I found this recipe on the FoodNetwork.com by Michelle Bernstein. These little guys were out of this world! I marinated them for about 7 hours and I was sure to reserve about 1/2 cup of the marinade before putting the prawns in. I didn't happen to have any sugarcane (?) skewers so I used Rosemary skewers from my yard. :) After I grilled the skewers, I let them cool for a few minutes before putting them over a bed of lettuce, mache, & ciliantro. I put some avocado on the side and drizzled the reserved marinade over the whole dish. OMG YUM! We had a few leftover that I popped in the fridge and they are almost even better chilled!!! Another way I might serve these next time is in a martini glass swimming in the marinade...kind of like a ceviche cocktail....and with some diced avocado and tortilla chips. Avocado goes perfectly with the lime and cilantro flavors. Next time I plan to use two habaneros rather than one because it wasn't hot enough for me. Also, the marinade made plenty, so I will double the amount of prawns, too! Ok, I'll shut up now and get to the recipe! :)
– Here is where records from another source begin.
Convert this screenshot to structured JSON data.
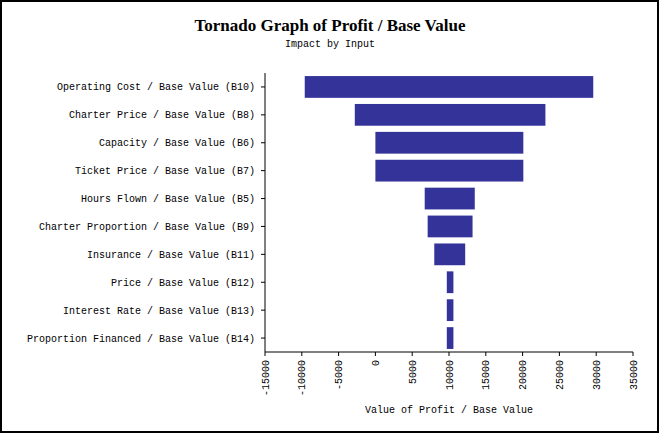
{
  "chart_data": {
    "type": "bar",
    "orientation": "horizontal",
    "title": "Tornado Graph of Profit / Base Value",
    "subtitle": "Impact by Input",
    "x_label": "Value of Profit / Base Value",
    "categories": [
      "Operating Cost / Base Value (B10)",
      "Charter Price / Base Value (B8)",
      "Capacity / Base Value (B6)",
      "Ticket Price / Base Value (B7)",
      "Hours Flown / Base Value (B5)",
      "Charter Proportion / Base Value (B9)",
      "Insurance / Base Value (B11)",
      "Price / Base Value (B12)",
      "Interest Rate / Base Value (B13)",
      "Proportion Financed / Base Value (B14)"
    ],
    "values": [
      [
        -9600,
        29600
      ],
      [
        -2800,
        23100
      ],
      [
        0,
        20100
      ],
      [
        0,
        20100
      ],
      [
        6700,
        13500
      ],
      [
        7100,
        13200
      ],
      [
        8000,
        12200
      ],
      [
        9700,
        10600
      ],
      [
        9700,
        10600
      ],
      [
        9700,
        10600
      ]
    ],
    "color": "#333399",
    "xlim": [
      -15000,
      35000
    ],
    "xticks": [
      -15000,
      -10000,
      -5000,
      0,
      5000,
      10000,
      15000,
      20000,
      25000,
      30000,
      35000
    ],
    "grid": false
  }
}
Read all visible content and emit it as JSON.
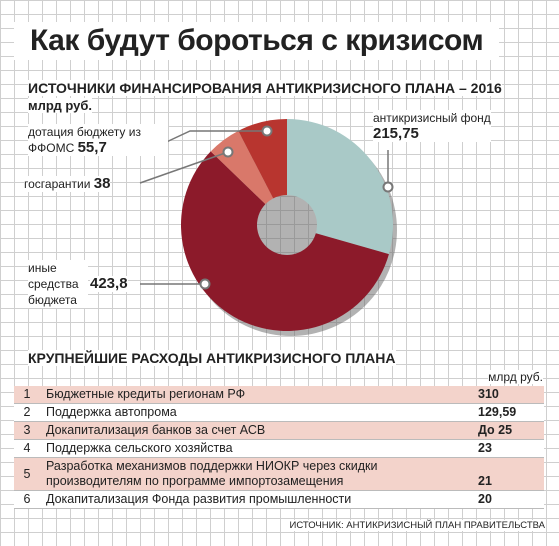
{
  "title": "Как будут бороться с кризисом",
  "chart_data": {
    "type": "pie",
    "title": "ИСТОЧНИКИ ФИНАНСИРОВАНИЯ АНТИКРИЗИСНОГО ПЛАНА – 2016",
    "subtitle": "млрд руб.",
    "categories": [
      "антикризисный фонд",
      "иные средства бюджета",
      "госгарантии",
      "дотация бюджету из ФФОМС"
    ],
    "values": [
      215.75,
      423.8,
      38,
      55.7
    ],
    "value_labels": [
      "215,75",
      "423,8",
      "38",
      "55,7"
    ],
    "colors": [
      "#a9c9c7",
      "#8c1a2a",
      "#d9786a",
      "#b8352f"
    ]
  },
  "table": {
    "title": "КРУПНЕЙШИЕ РАСХОДЫ АНТИКРИЗИСНОГО ПЛАНА",
    "unit": "млрд руб.",
    "rows": [
      [
        "1",
        "Бюджетные кредиты регионам РФ",
        "310"
      ],
      [
        "2",
        "Поддержка автопрома",
        "129,59"
      ],
      [
        "3",
        "Докапитализация банков за счет АСВ",
        "До 25"
      ],
      [
        "4",
        "Поддержка сельского хозяйства",
        "23"
      ],
      [
        "5",
        "Разработка механизмов поддержки НИОКР через скидки производителям по программе импортозамещения",
        "21"
      ],
      [
        "6",
        "Докапитализация Фонда развития промышленности",
        "20"
      ]
    ]
  },
  "source": "ИСТОЧНИК: АНТИКРИЗИСНЫЙ ПЛАН ПРАВИТЕЛЬСТВА"
}
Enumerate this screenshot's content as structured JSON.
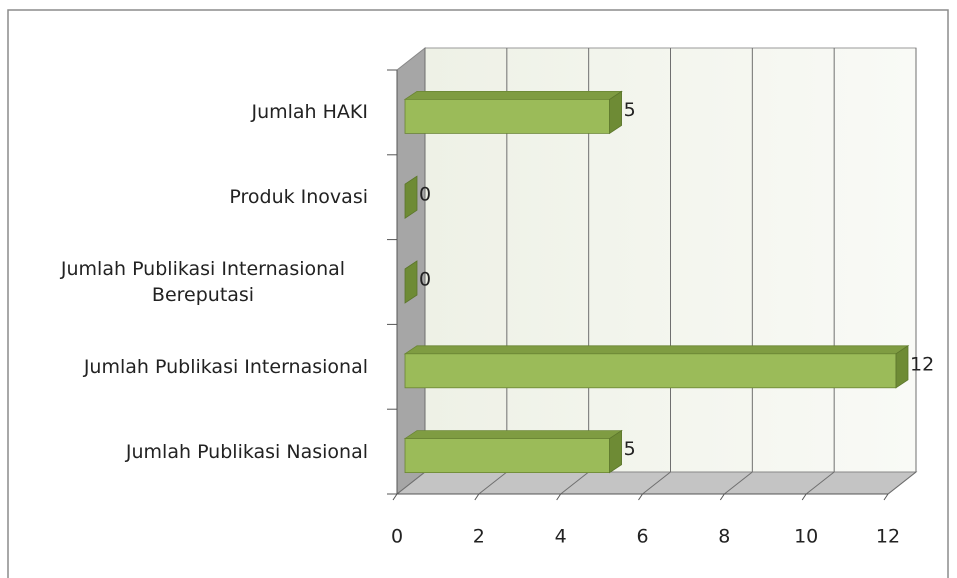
{
  "chart_data": {
    "type": "bar",
    "orientation": "horizontal",
    "categories": [
      "Jumlah HAKI",
      "Produk Inovasi",
      "Jumlah Publikasi Internasional Bereputasi",
      "Jumlah Publikasi Internasional",
      "Jumlah Publikasi Nasional"
    ],
    "values": [
      5,
      0,
      0,
      12,
      5
    ],
    "color": "#9bbb59",
    "xlim": [
      0,
      12
    ],
    "xticks": [
      0,
      2,
      4,
      6,
      8,
      10,
      12
    ],
    "grid": true
  }
}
Chili-Cilantro Shrimp Skewers
(Michelle Bernstein)
"Ingredients
Marinade:
- 1 bunch cilantro, chopped coarsely
- 1 habanero chile, chopped
- 4 shallots, chopped
- 2 lemons, zested
- 2 limes, zested and juiced to 1/4 cup (juice more limes if necessary)
- 1 cup coconut milk
- 1/4 cup soy sauce
- 1/4 vegetable oil
- 16 jumbo shrimp, cleaned, deveined
- 8 sugarcane skewers
- Marinade
- 1/4 bunch cilantro leaves, as garnish
Directions
Puree all marinade ingredients in a blender. Reserve 2 tablespoons of marinade.
Skewer two shrimp per sugarcane and place in marinade and refrigerate. After shrimp has marinated 2 to 3 hours, grill for about 3 to 4 minutes on each side, making sure they are fully cooked.
Serve with a drizzle of the reserved marinade and cilantro, as garnish."